Zagrywka Trumpa z „zerową tolerancją” wyróżnia się na tym tle, bo wydaje się, że po części nowe procedury wdrożono z zamiarem podkręcenia niehumanitarnych aspektów działania biurokracji agencji siłowych, żeby w świat poszedł odpowiedni komunikat. Co więcej, dokonał tego prezydent, który dla podgrzewania resentymentów antyimigranckich w celach politycznych rzucał tekstami w stylu: „Ściągają tu gwałcicieli”.
Pozostaje jednak prawdą, że dzieci imigrantów już na długo przed Trumpem rutynowo zabierano od rodziców. Ponadto cały system prawa i porządku jest, i od dawna był, drakoński i nieludzki w takim stopniu, że wstrząsnąłby on większością legalnych mieszkańców USA.
Dodajmy też, że nie jest to problem zaistniały wyłącznie z winy służb granicznych Stanów Zjednoczonych. Teraz te liczby zmalały, ale były lata, kiedy południową granicę próbowało forsować nawet niemal siedemdziesiąt tysięcy samotnych dzieci. Czy jest jakiś dobry sposób na uporanie się z takim zjawiskiem? Administracje i jednej, i drugiej partii w mniejszym lub większym stopniu zawodziły przy tym zadaniu i prawie nigdy nie wyglądało to ładnie.

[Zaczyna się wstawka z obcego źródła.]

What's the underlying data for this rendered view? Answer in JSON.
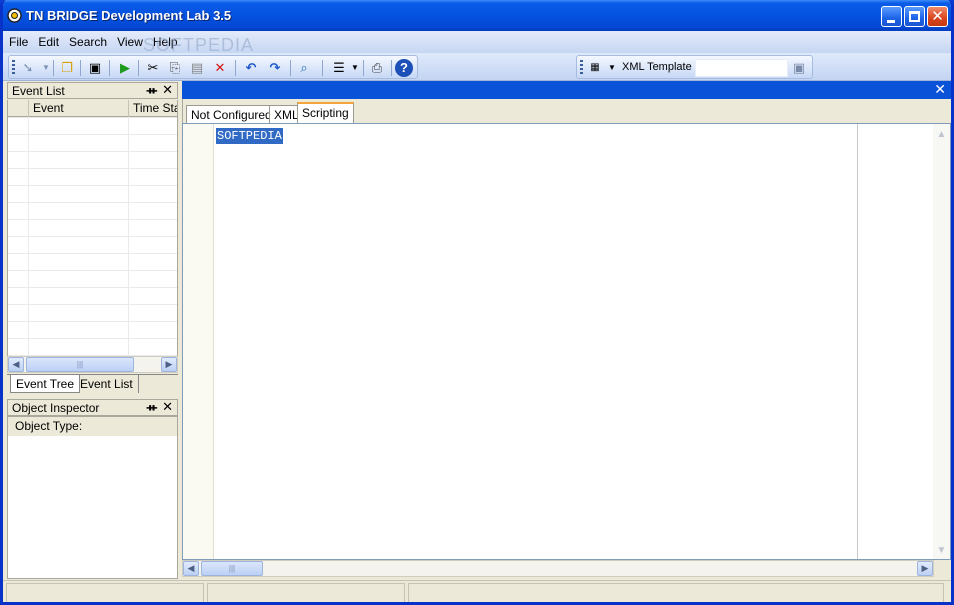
{
  "window": {
    "title": "TN BRIDGE Development Lab 3.5"
  },
  "menu": {
    "items": [
      "File",
      "Edit",
      "Search",
      "View",
      "Help"
    ],
    "watermark": "SOFTPEDIA"
  },
  "toolbar": {
    "icons": [
      "pointer-icon",
      "open-folder-icon",
      "save-icon",
      "run-icon",
      "cut-icon",
      "copy-icon",
      "paste-icon",
      "delete-icon",
      "undo-icon",
      "redo-icon",
      "find-icon",
      "list-options-icon",
      "print-icon",
      "help-icon"
    ]
  },
  "xml_toolbar": {
    "label": "XML Template",
    "value": ""
  },
  "event_list": {
    "title": "Event List",
    "pin": "ᚑ",
    "close": "✕",
    "columns": [
      "Event",
      "Time Star"
    ],
    "scroll_thumb": "|||"
  },
  "bottom_tabs": [
    "Event Tree",
    "Event List"
  ],
  "inspector": {
    "title": "Object Inspector",
    "row_label": "Object Type:",
    "pin": "ᚑ",
    "close": "✕"
  },
  "doc": {
    "close": "✕",
    "tabs": [
      "Not Configured",
      "XML",
      "Scripting"
    ],
    "active_tab": "Scripting",
    "code": "SOFTPEDIA",
    "scroll_thumb": "|||"
  },
  "status": [
    "",
    "",
    ""
  ]
}
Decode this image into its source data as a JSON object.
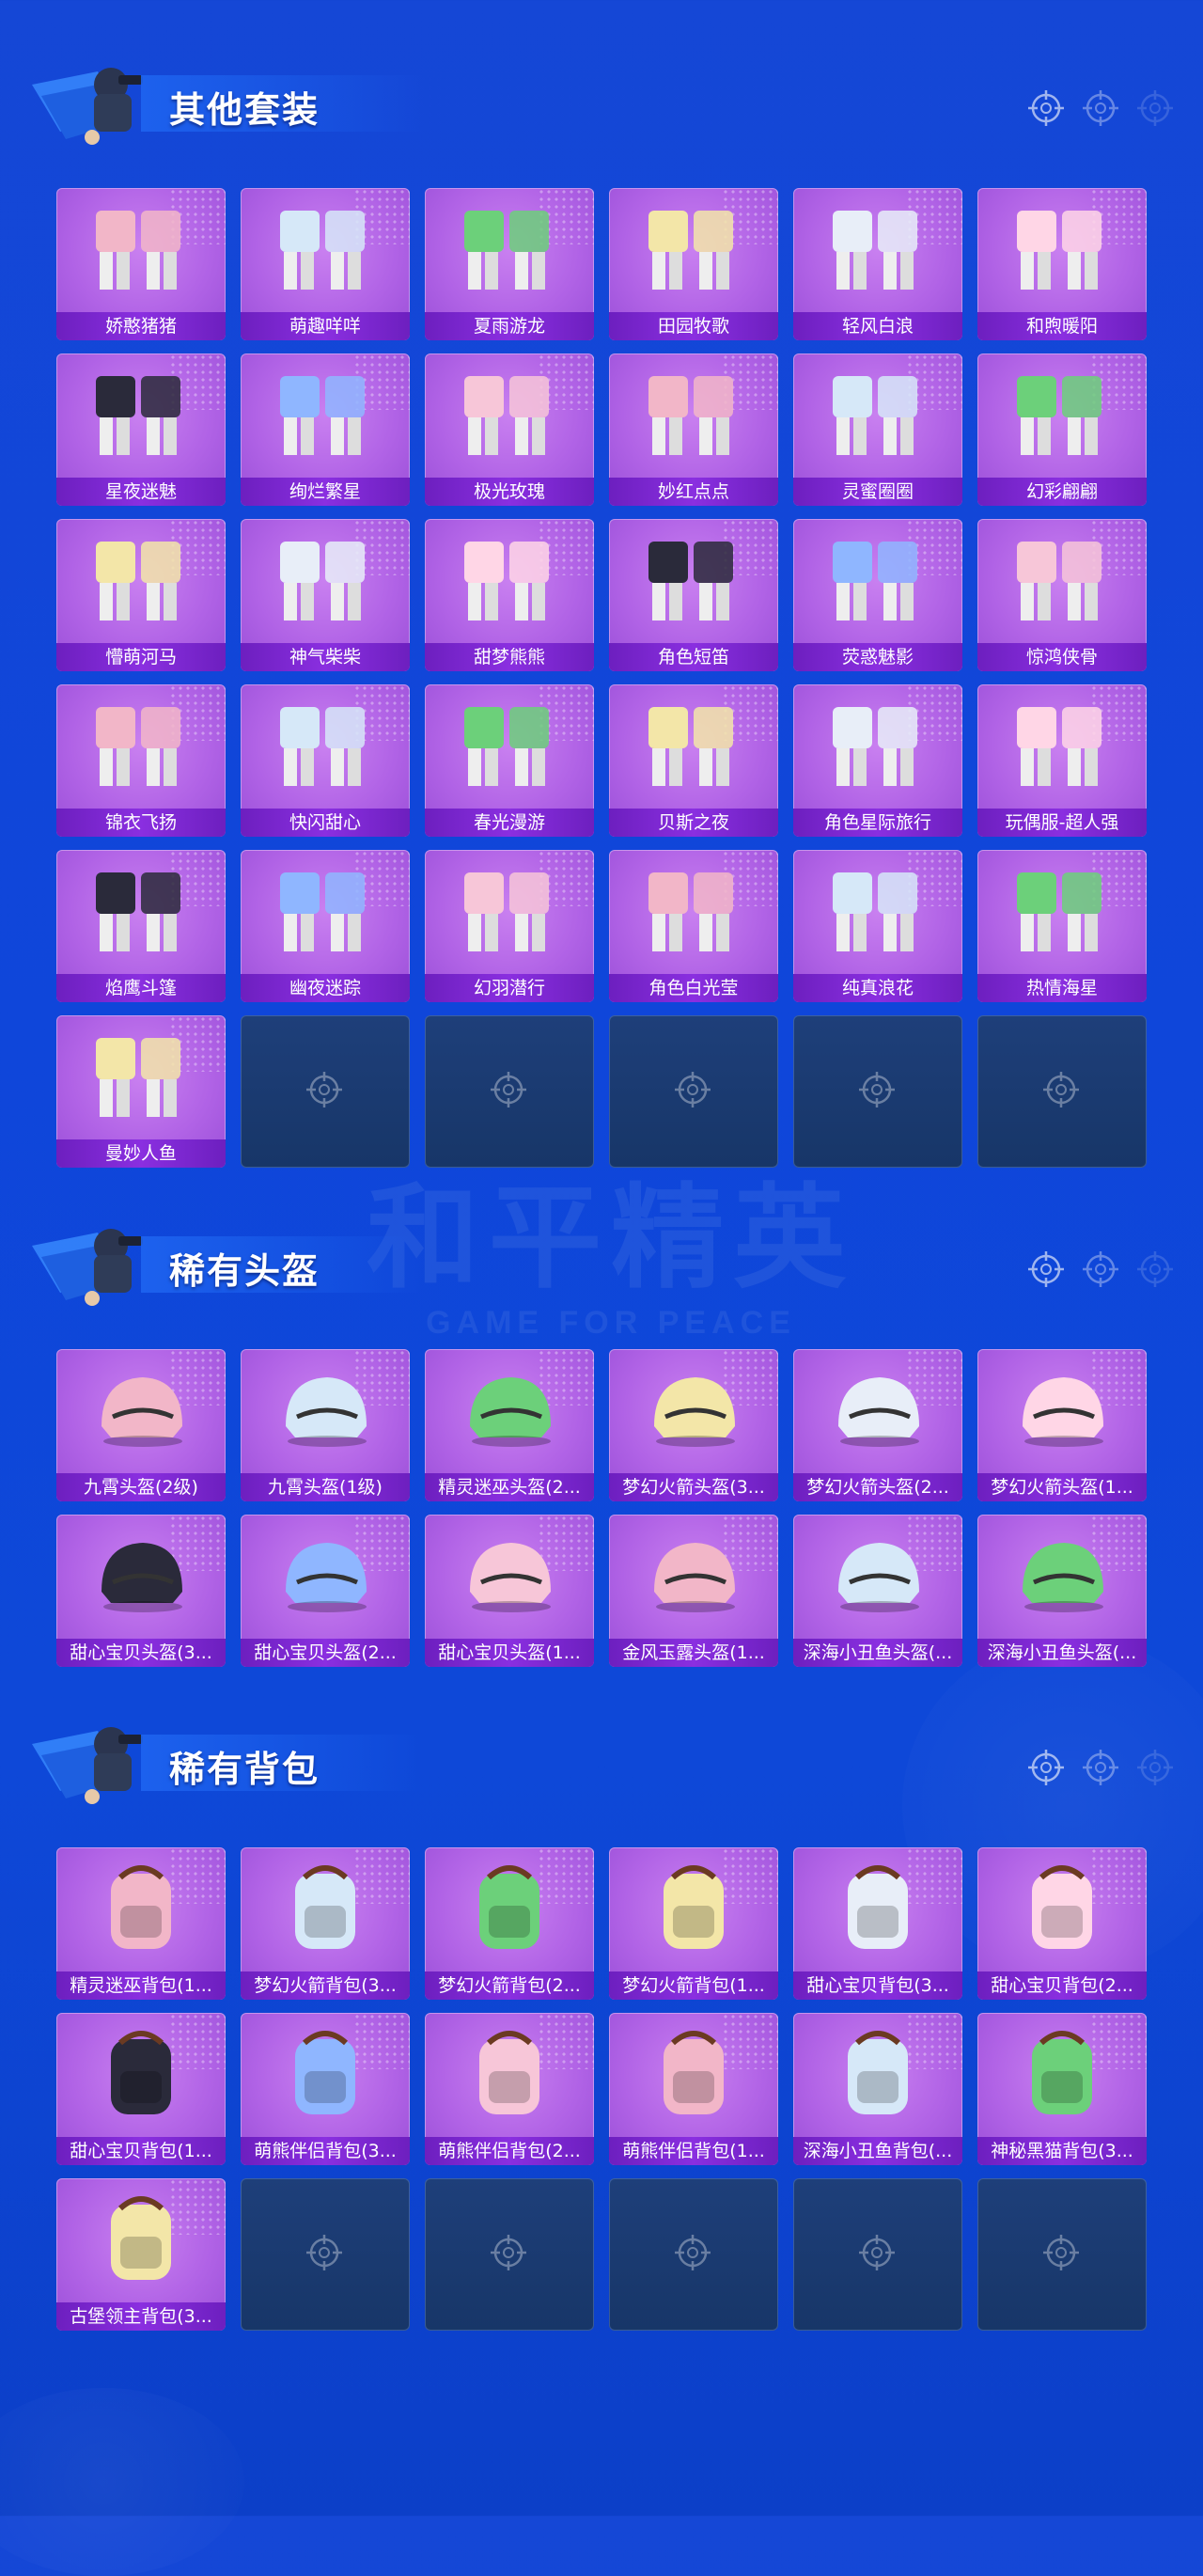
{
  "sections": [
    {
      "title": "其他套装",
      "items": [
        "娇憨猪猪",
        "萌趣咩咩",
        "夏雨游龙",
        "田园牧歌",
        "轻风白浪",
        "和煦暖阳",
        "星夜迷魅",
        "绚烂繁星",
        "极光玫瑰",
        "妙红点点",
        "灵蜜圈圈",
        "幻彩翩翩",
        "懵萌河马",
        "神气柴柴",
        "甜梦熊熊",
        "角色短笛",
        "荧惑魅影",
        "惊鸿侠骨",
        "锦衣飞扬",
        "快闪甜心",
        "春光漫游",
        "贝斯之夜",
        "角色星际旅行",
        "玩偶服-超人强",
        "焰鹰斗篷",
        "幽夜迷踪",
        "幻羽潜行",
        "角色白光莹",
        "纯真浪花",
        "热情海星",
        "曼妙人鱼"
      ],
      "empty_slots": 5
    },
    {
      "title": "稀有头盔",
      "items": [
        "九霄头盔(2级)",
        "九霄头盔(1级)",
        "精灵迷巫头盔(2...",
        "梦幻火箭头盔(3...",
        "梦幻火箭头盔(2...",
        "梦幻火箭头盔(1...",
        "甜心宝贝头盔(3...",
        "甜心宝贝头盔(2...",
        "甜心宝贝头盔(1...",
        "金风玉露头盔(1...",
        "深海小丑鱼头盔(...",
        "深海小丑鱼头盔(..."
      ],
      "empty_slots": 0
    },
    {
      "title": "稀有背包",
      "items": [
        "精灵迷巫背包(1...",
        "梦幻火箭背包(3...",
        "梦幻火箭背包(2...",
        "梦幻火箭背包(1...",
        "甜心宝贝背包(3...",
        "甜心宝贝背包(2...",
        "甜心宝贝背包(1...",
        "萌熊伴侣背包(3...",
        "萌熊伴侣背包(2...",
        "萌熊伴侣背包(1...",
        "深海小丑鱼背包(...",
        "神秘黑猫背包(3...",
        "古堡领主背包(3..."
      ],
      "empty_slots": 5
    }
  ],
  "watermark": {
    "title": "和平精英",
    "subtitle": "GAME FOR PEACE"
  },
  "colors": {
    "background": "#0f46da",
    "card": "#b163e6",
    "label": "#7a27cf",
    "empty_card": "#1e3f7a"
  }
}
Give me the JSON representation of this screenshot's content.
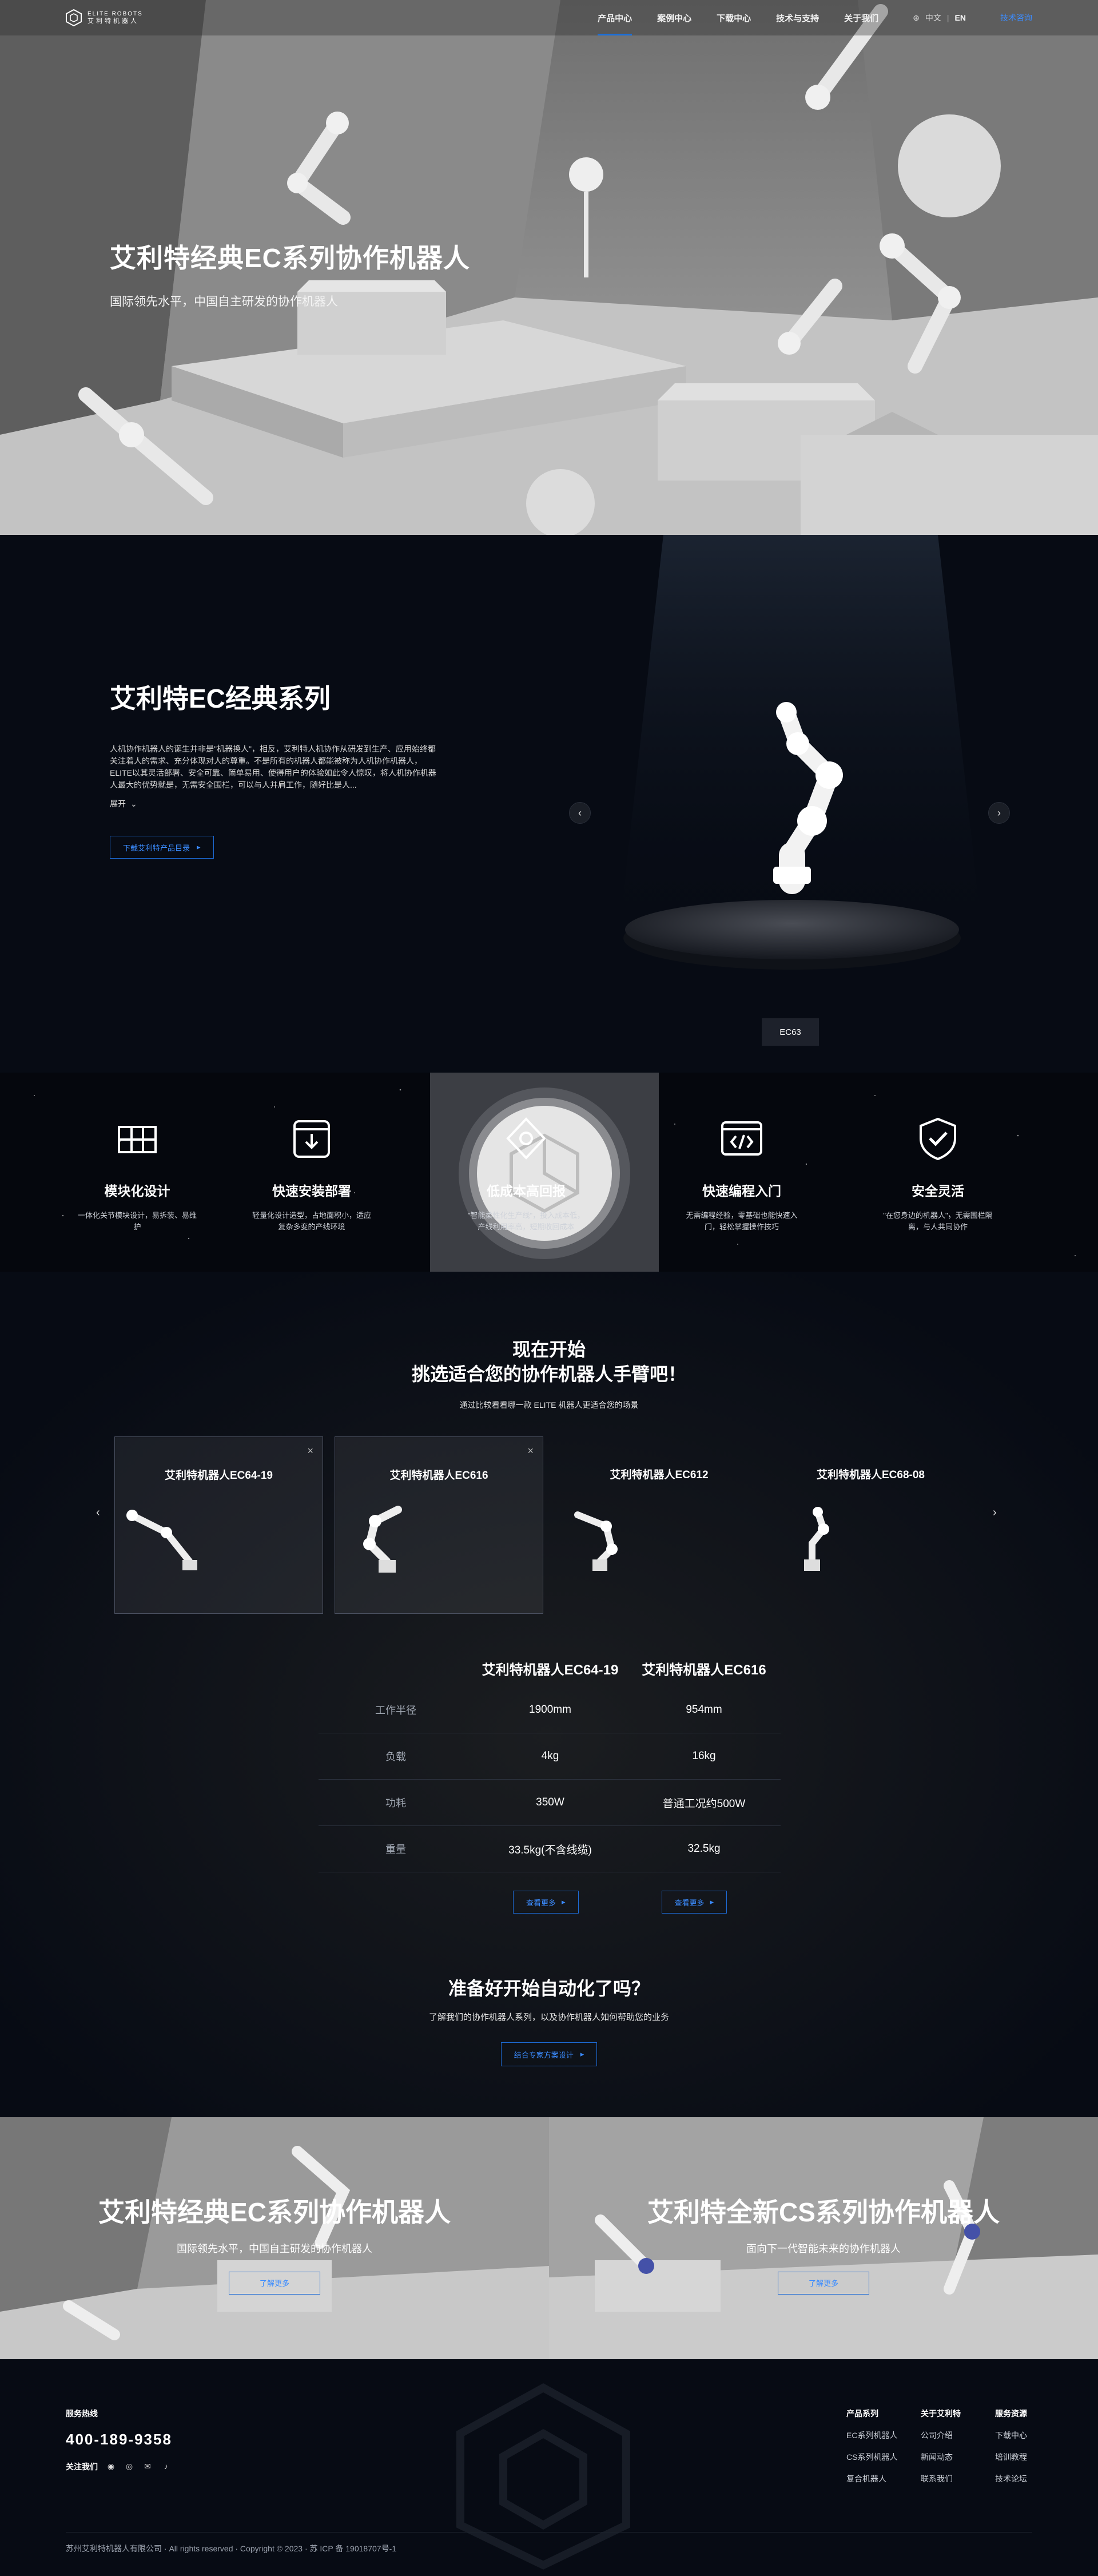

Najlepsze materiały informacyjne omawiają temat w taki sposób, żeby widownia o nim pomyślała, szczególnie zachęcają widzów do zastanowienia się nad tym, czy oni sami czasem nie przyczyniają się do danego problemu. Chciałoby się, żeby ludziom przeszło przez głowy: „To ja na to głosowałem?”. Większość kwestii ma podłoże systemowe, wspólne dla obu partii, zrodzone z biurokracji, a my sami w większości, jako ci głosujący czy też ci, którzy nie oddali głosu, płacący podatki czy nie, również ułamkowo odpowiadamy za każdą katastrofę.
Odciągamy was jednak od tego myślowego zaułka, zamiast tego karmiąc was opowieściami o tym, jak to ktoś inny zrobił to, co złe, bo…
Jeśli jakiś problem społeczny jest w równym czy niemal równym stopniu winą obu partii, z reguły się nim nie zajmujemy. Może ujmę to lepiej: jeden czy dwóch reporterów pochyli się nad takim tematem, ale sprawa nie pójdzie dalej. Nie zawładnie cyklem newsów, nie zaistnieje.
Monstrualny budżet wojska? Masowe śledzenie ludzi? Wsparcie USA dla dyktatur takich jak rządy kanibalistycznej rodziny Mbasogo w Gwinei Równikowej, Zjednoczone Emiraty Arabskie czy Arabia Saudyjska? Nasza odpowiedzialność za popełniane cudzymi rękami masakry, na przykład w Jemenie czy Palestynie? Program skrytobójczych ataków dronami? „Transfery”? Tortury? Wojna z narkotykami? Brak dostępu do leków generycznych czy importowanych?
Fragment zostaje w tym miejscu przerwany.